DIA 5
Depois de um noite de descanso bem merecido, foi tempo de rumar a Skye, o ponto alto da nossa viagem e as nossas expectativas eram bem elevadas.
Primeira paragem foi como não devia deixar de ser na destilaria Talisker, pertencente ao grupo Diageo que hoje em dia detem 47 destilarias na Escocia e domina um pouco esse mercado.
Os nossos participantes aproveitaram para fazer algumas compras de Scotch e partimos para Portree onde iriamos pernoitar durante 3 noites.
Após a habitual consulta meteorológica e com previsão de chuva, decidimos fazer o PDS em Elgol.
Mais uma vez em boa hora o fizemos, pois a caminho de Elgol paramos numa já conhecida pequena igreja e o destino brindou-nos com uma foto única e diria irrepetível.
O final da tarde em Elgol apresentou-se ventoso, com muita neblusidade e a chuva apareceu mesmo na hora do PDS, sem que antes tivéssemos feito alguns registos.
Chegamos a Elgol bastante cedo, pois contávamos parar pelo caminho em alguns spots, mas o vento era muito neste dia ( dai termos trocado Neist point por Elgol ), e tivemos assim tempo para explorar com os nossos participantes alguns enquadramentos possíveis.

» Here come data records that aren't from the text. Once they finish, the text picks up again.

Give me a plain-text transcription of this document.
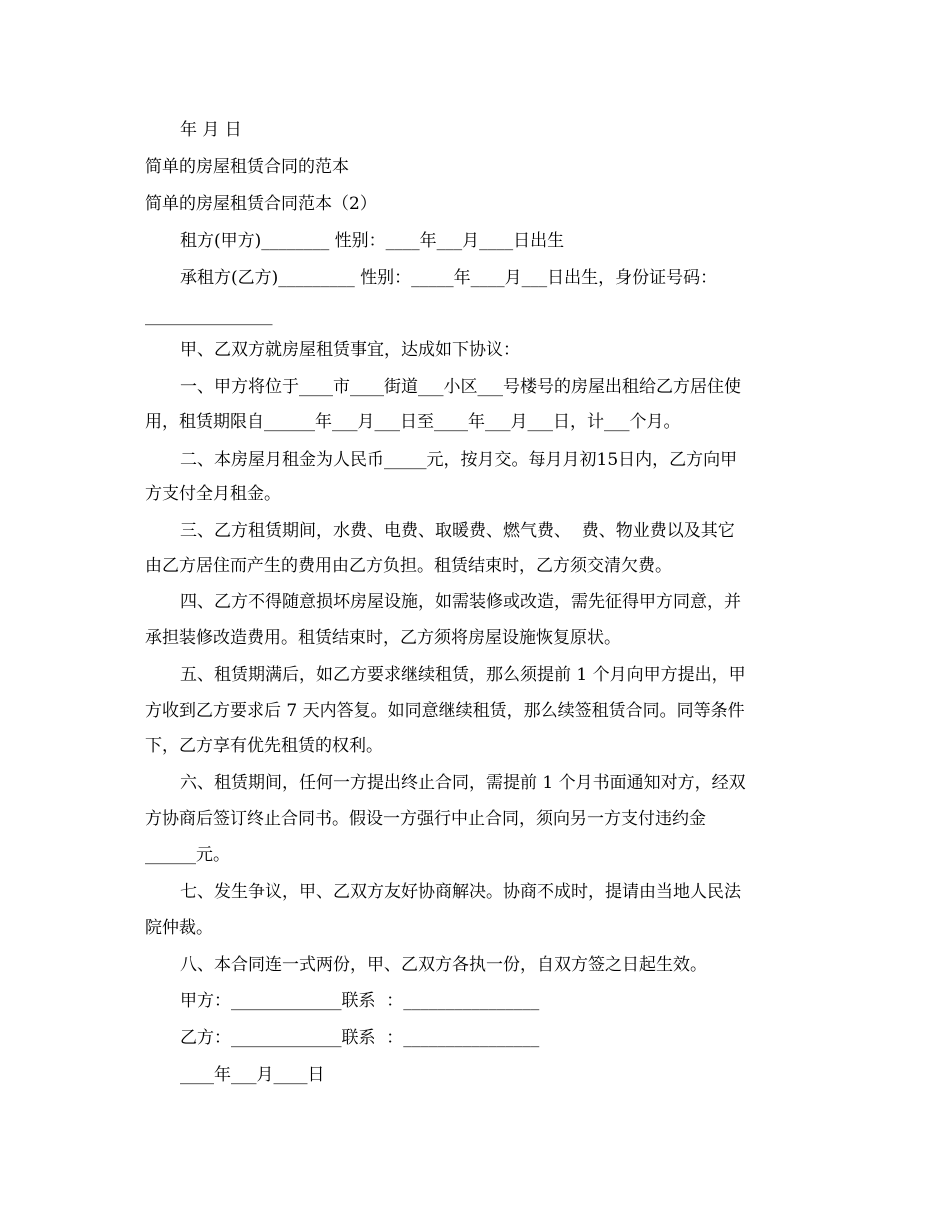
年 月 日
简单的房屋租赁合同的范本
简单的房屋租赁合同范本（2）
租方(甲方)________ 性别：____年___月____日出生
承租方(乙方)_________ 性别：_____年____月___日出生，身份证号码：
_______________
甲、乙双方就房屋租赁事宜，达成如下协议：
一、甲方将位于____市____街道___小区___号楼号的房屋出租给乙方居住使
用，租赁期限自______年___月___日至____年___月___日，计___个月。
二、本房屋月租金为人民币_____元，按月交。每月月初15日内，乙方向甲
方支付全月租金。
三、乙方租赁期间，水费、电费、取暖费、燃气费、  费、物业费以及其它
由乙方居住而产生的费用由乙方负担。租赁结束时，乙方须交清欠费。
四、乙方不得随意损坏房屋设施，如需装修或改造，需先征得甲方同意，并
承担装修改造费用。租赁结束时，乙方须将房屋设施恢复原状。
五、租赁期满后，如乙方要求继续租赁，那么须提前 1 个月向甲方提出，甲
方收到乙方要求后 7 天内答复。如同意继续租赁，那么续签租赁合同。同等条件
下，乙方享有优先租赁的权利。
六、租赁期间，任何一方提出终止合同，需提前 1 个月书面通知对方，经双
方协商后签订终止合同书。假设一方强行中止合同，须向另一方支付违约金
______元。
七、发生争议，甲、乙双方友好协商解决。协商不成时，提请由当地人民法
院仲裁。
八、本合同连一式两份，甲、乙双方各执一份，自双方签之日起生效。
甲方：_____________联系  ：________________
乙方：_____________联系  ：________________
____年___月____日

Com a minha "tarefa" cumprida, e visto já ser a minha terceira visita a esta praia, que ainda não me tinha satisfeito, despedi-me dos colegas e resolvi meter-me praia fora, de pedra em pedra, de rocha em rocha... foi sempre na procura de ter um ponto que me permitisse ter uma vista quase global das Cullin Hills.. não foi tarefa fácil, pois andar cerca de 4kms por uma praia de rocha é complicado.
Cheguei praticamente á enseada de Camasurany e encontrei um spot com uns tons verdes muito apelativos. Fiquei por aqui algum tempo a fazer alguns registos e a aguentar o ataque dos midges que logo me descobriram.. bichos danadinhos estes.
Fica aqui um dos registos efectuados.
Um pouco antes do PDS, o ceu praticamente fechou e entendi que era tempo de fazer o percurso de volta pois a chuva estava prevista para as 22h00. Em boa hora o fiz pois passado um pouco começou uma chuva miudinha que não ajudava em nada o meu retorno. As rochas já por si são perigosas e escorregadias, e a minha evolução era muito lenta, pois cada passo tinha de ter a certeza de onde meter os pés. Recordando o que se passou recentemente com uma colega numa viagem á Escócia a minha preocupação foi proteger a maquina, pelo que a envolvi no meu casaco e fui procurando avançar o mais rápido possível. Demorei uns bons 40min a fazer o trajecto de volta, mas valeu pelos registos.. Não aconselho a fazerem isto sozinhos, pois o perigo de uma queda é muito grande.. mas também sei que de vez e quando nos dá uma loucura qualquer e nada há a fazer...
O dia seguinte esperavamo-nos o primeiro amanhecer em Quiraing, e pela chuva que se fazia sentir, nada de bom se esperava. Mas essa é uma outra historia.